# Sample size calculator to estimate mean

## Sample size to estimate mean

In inferential statistics, knowing how many samples to take from the population is extremely important.

In this tutorial we will explore how to determine minimum sample size needed to estimate population mean with a given amount of error and desired confidence level.

## Sample size to estimate mean

The formula to estimate the sample size required to estimate the mean is

 $$n =\bigg(\dfrac{z\sigma}{E}\bigg)^2$$
where $z$ is the $Z_{\alpha/2}$, $\sigma$ is the population standard deviation and $E$ is the margin of error.

## Sample size Calculator to estimate mean

Use this calculator to find the minimum sample size required to estimate population mean $\mu$.

Sample Size to estimate mean
Confidence Level ($1-\alpha$)
Standard Deviation ($\sigma$)
Margin of Error ($E$)
Results
Z value:
Required Sample Size : ($n$)

## How to use calculator to determine sample size to estimate mean?

Step 1 - Select the confidence level $(1-\alpha)$

Step 2 - Enter the standard deviation

Step 3 - Enter the margin of error $(E)$

Step 4 - Click on "Calculate" button to get the $Z$-value and the required sample size

## Sample size to estimate mean Example 1

An efficiency expert wishes to determine the average time that it takes to drill three holes in a certain metal clamp. How large a sample will she need to be 90% confident that her sample mean will be within 15 seconds of the true mean? Assume that it is known from previous studies that $\sigma = 40$ seconds.

#### Solution

Given that the standard deviation $\sigma =40$, margin of error $E =15$. The confidence coefficient is $1-\alpha=0.9$. Thus $\alpha = 0.1$.

The critical value of $Z$ is $z=Z_{\alpha/2} = 1.64$.

The minimum sample size required to estimate the mean is

 \begin{aligned} n &= \bigg(\dfrac{z*\sigma}{E}\bigg)^2\\ & = \bigg(\dfrac{1.64*40}{15}\bigg)^2\\ & =19.126\\ &\approx 20. \end{aligned}
Thus, the sample of size $n=20$ will ensure that the $90$% confidence interval for the mean will have a margin of error $15$.

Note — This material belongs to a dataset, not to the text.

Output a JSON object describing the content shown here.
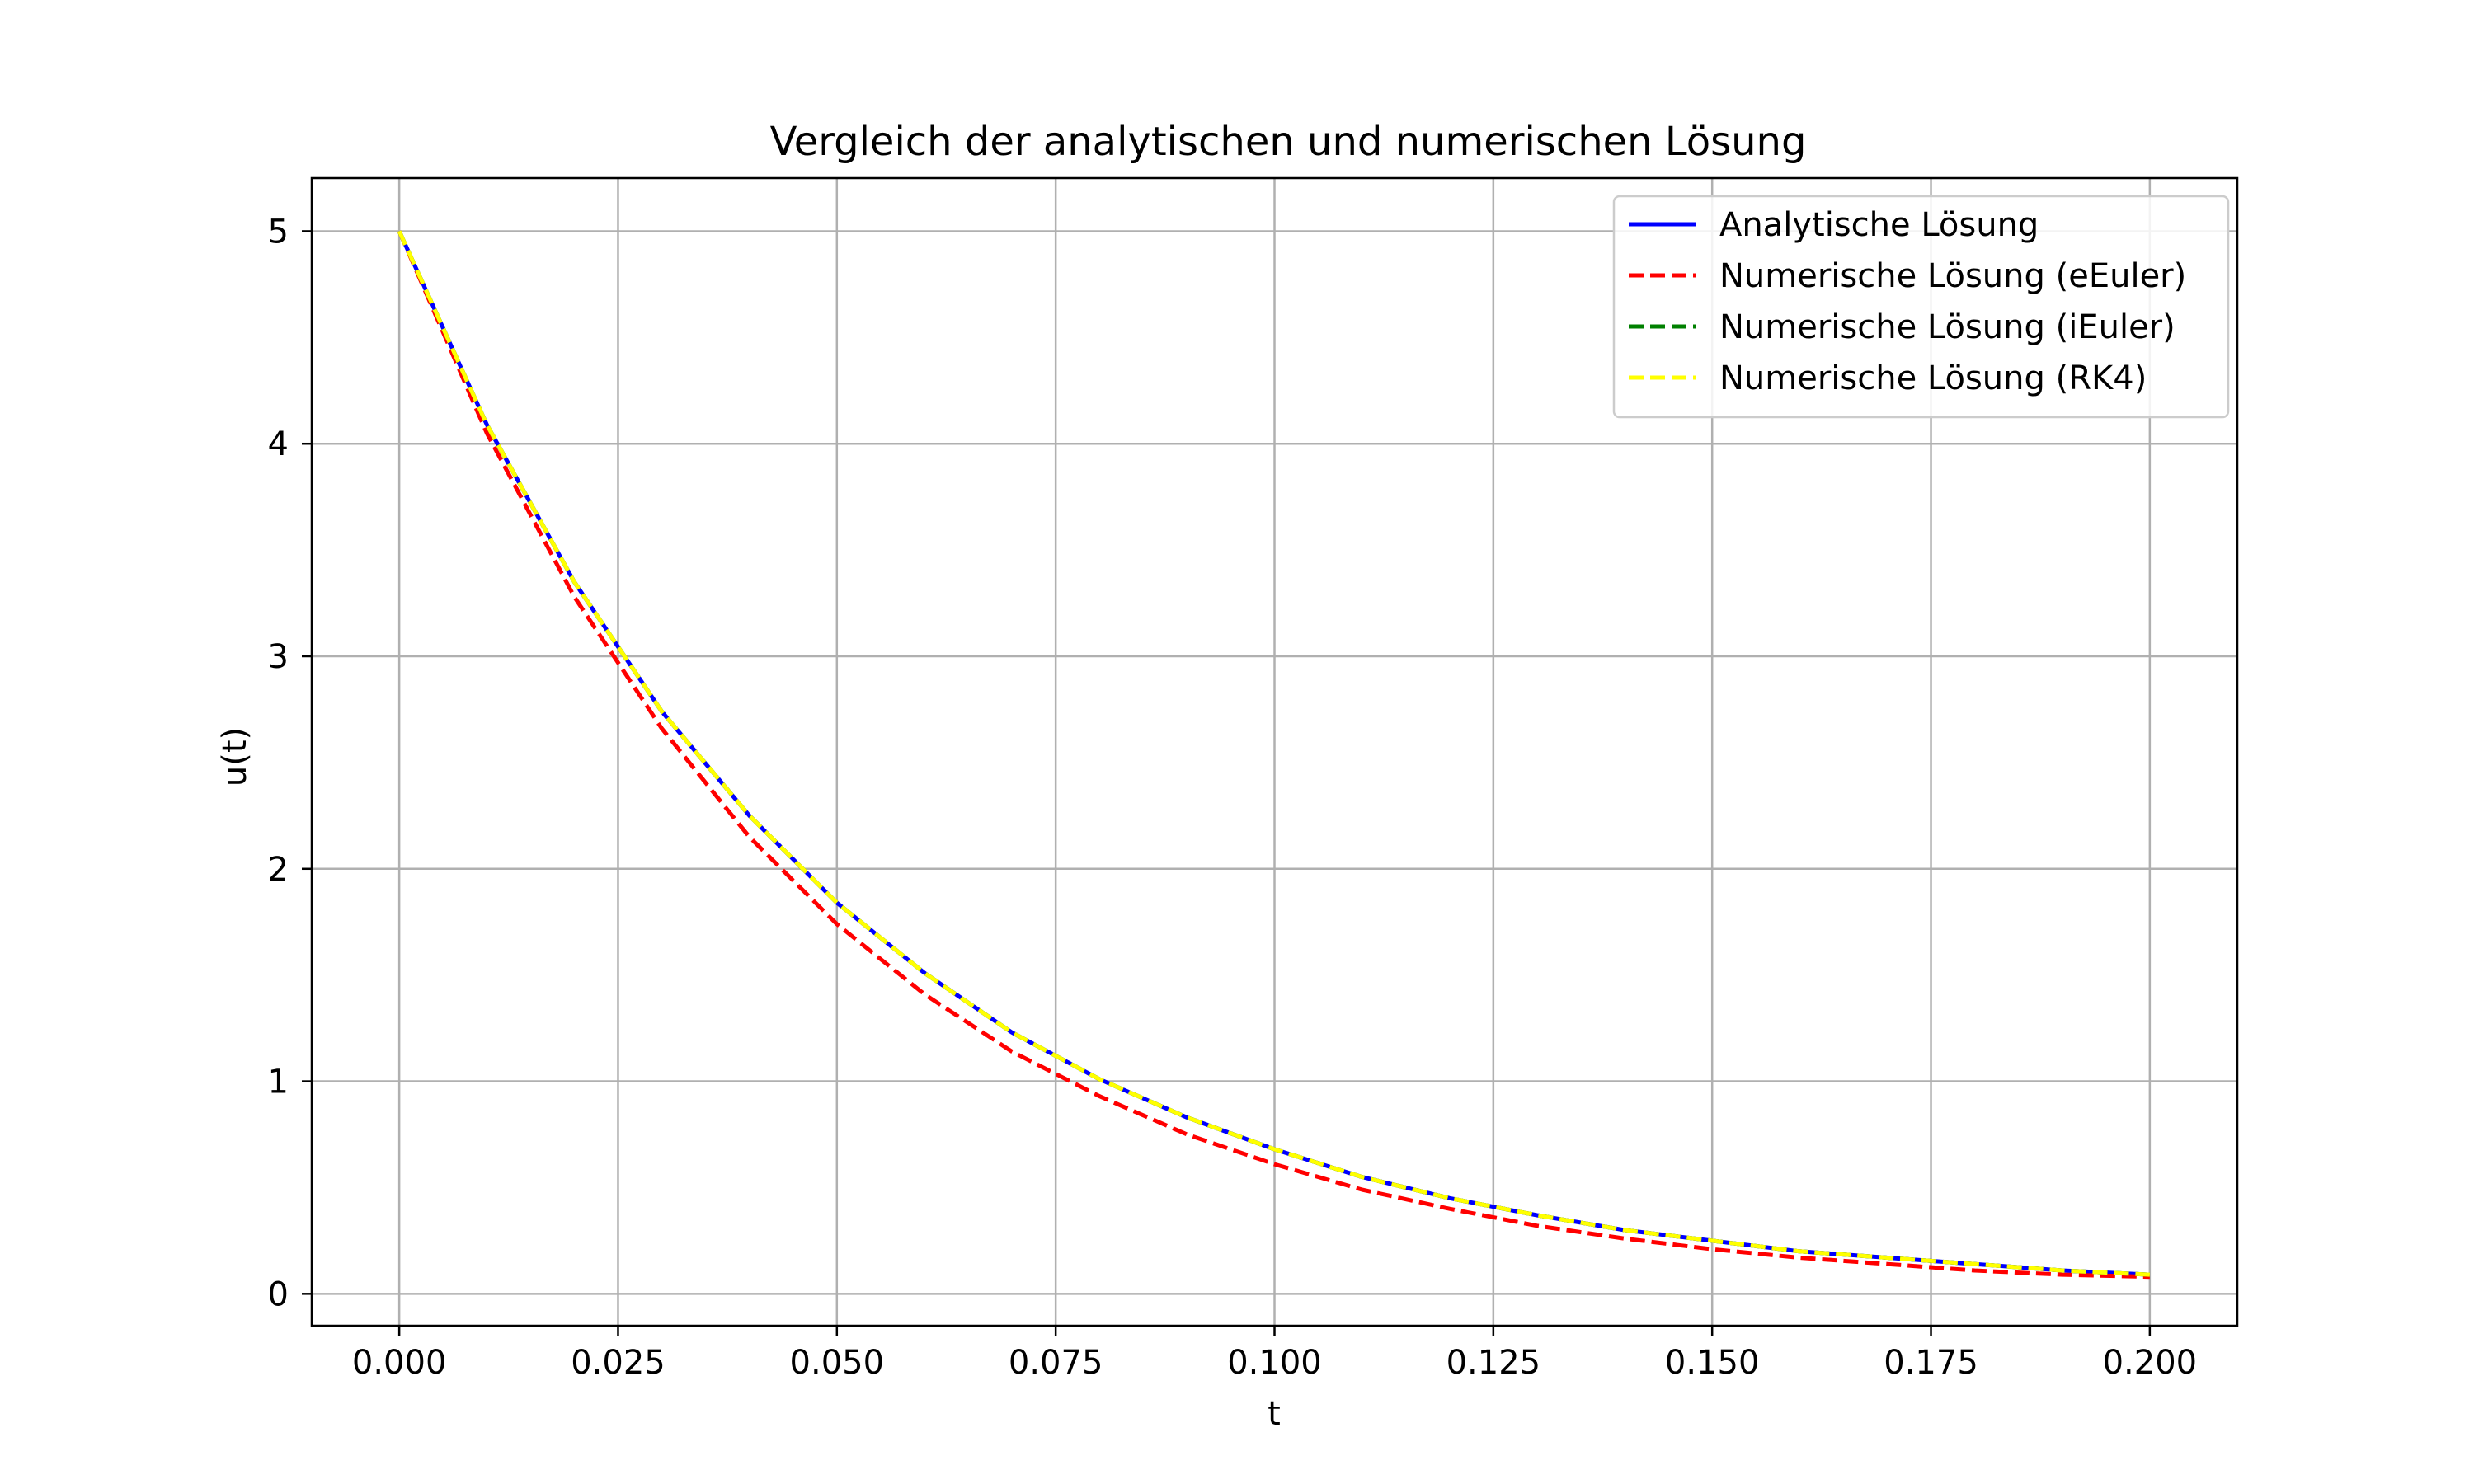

## Sample size to estimate mean Example 2

An electrical firm manufactures light bulbs that have a length of life that is approximately normal with a standard deviation of 30 hours. How large a sample is needed if we wish to be 99% confident that our sample mean will be within 10 hours of the true mean?

#### Solution

Given that the standard deviation $\sigma =30$, margin of error $E =10$. The confidence coefficient is $1-\alpha=0.99$. Thus $\alpha = 0.01$.

The critical value of $Z$ is $z=Z_{\alpha/2} = 2.58$.

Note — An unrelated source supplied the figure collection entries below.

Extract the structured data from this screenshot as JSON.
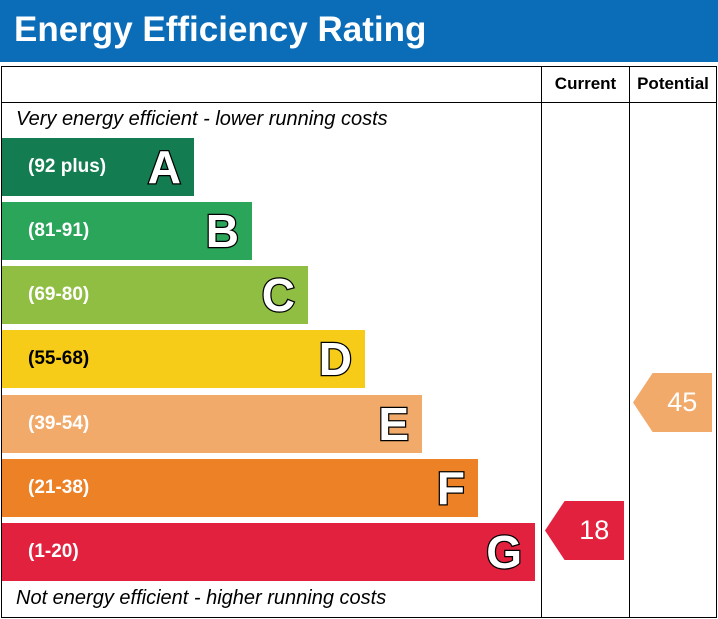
{
  "header": {
    "title": "Energy Efficiency Rating",
    "bg_color": "#0b6cb7"
  },
  "columns": {
    "current": "Current",
    "potential": "Potential"
  },
  "notes": {
    "top": "Very energy efficient - lower running costs",
    "bottom": "Not energy efficient - higher running costs"
  },
  "chart_data": {
    "type": "bar",
    "categories": [
      "A",
      "B",
      "C",
      "D",
      "E",
      "F",
      "G"
    ],
    "ranges": [
      "(92 plus)",
      "(81-91)",
      "(69-80)",
      "(55-68)",
      "(39-54)",
      "(21-38)",
      "(1-20)"
    ],
    "colors": [
      "#137c51",
      "#2ba55a",
      "#8fbe42",
      "#f7cc18",
      "#f1aa69",
      "#ec8126",
      "#e2213e"
    ],
    "current": {
      "value": 18,
      "band": "G",
      "color": "#e2213e"
    },
    "potential": {
      "value": 45,
      "band": "E",
      "color": "#f1aa69"
    }
  }
}
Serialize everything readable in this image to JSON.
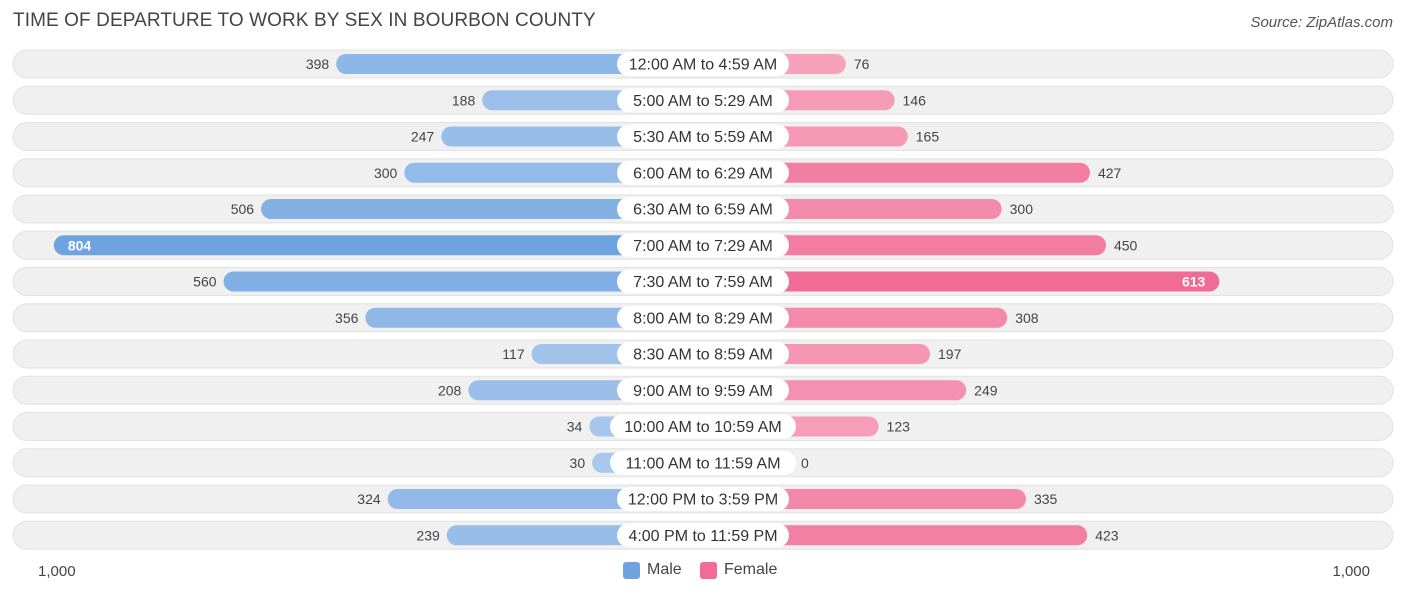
{
  "title": "TIME OF DEPARTURE TO WORK BY SEX IN BOURBON COUNTY",
  "source": "Source: ZipAtlas.com",
  "colors": {
    "male": "#6fa3e0",
    "male_light": "#a9c8ec",
    "female": "#f06b96",
    "female_light": "#f7aac3",
    "row_bg": "#f0f0f0"
  },
  "legend": {
    "male_label": "Male",
    "female_label": "Female"
  },
  "axis": {
    "left_label": "1,000",
    "right_label": "1,000"
  },
  "chart_data": {
    "type": "bar",
    "orientation": "horizontal-diverging",
    "title": "TIME OF DEPARTURE TO WORK BY SEX IN BOURBON COUNTY",
    "categories": [
      "12:00 AM to 4:59 AM",
      "5:00 AM to 5:29 AM",
      "5:30 AM to 5:59 AM",
      "6:00 AM to 6:29 AM",
      "6:30 AM to 6:59 AM",
      "7:00 AM to 7:29 AM",
      "7:30 AM to 7:59 AM",
      "8:00 AM to 8:29 AM",
      "8:30 AM to 8:59 AM",
      "9:00 AM to 9:59 AM",
      "10:00 AM to 10:59 AM",
      "11:00 AM to 11:59 AM",
      "12:00 PM to 3:59 PM",
      "4:00 PM to 11:59 PM"
    ],
    "series": [
      {
        "name": "Male",
        "values": [
          398,
          188,
          247,
          300,
          506,
          804,
          560,
          356,
          117,
          208,
          34,
          30,
          324,
          239
        ]
      },
      {
        "name": "Female",
        "values": [
          76,
          146,
          165,
          427,
          300,
          450,
          613,
          308,
          197,
          249,
          123,
          0,
          335,
          423
        ]
      }
    ],
    "xlim": [
      -1000,
      1000
    ],
    "legend_position": "bottom-center",
    "grid": false
  }
}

The minimum sample size required to estimate the mean is

 \begin{aligned} n &= \bigg(\dfrac{z*\sigma}{E}\bigg)^2\\ & = \bigg(\dfrac{2.58*30}{10}\bigg)^2\\ & =59.9076\\ &\approx 60. \end{aligned}
Thus, the sample of size $n=60$ will ensure that the $99$% confidence interval for the mean will have a margin of error $10$.

## Sample size to estimate mean Example 3

How large a sample is needed to assess the population mean, with a standard deviation of \$17 with an allowable error of \$1.50 at 95 percent confidence?

#### Solution

Given that the standard deviation $\sigma =17$, margin of error $E =1.5$. The confidence coefficient is $1-\alpha=0.95$. Thus $\alpha = 0.05$.

The critical value of $Z$ is $z=Z_{\alpha/2} = 1.96$.

The minimum sample size required to estimate the mean is

 \begin{aligned} n &= \bigg(\dfrac{z*\sigma}{E}\bigg)^2\\ & = \bigg(\dfrac{1.96*17}{1.5}\bigg)^2\\ & =493.4322\\ &\approx 494. \end{aligned}

Thus, the sample of size $n=494$ will ensure that the $95$% confidence interval for the mean will have a margin of error $1.5$.

## Endnote

In this tutorial, you learned about how to determine the sample size required to estimate population mean. You also learned how to solve numerical examples on sample size determination to estimate mean.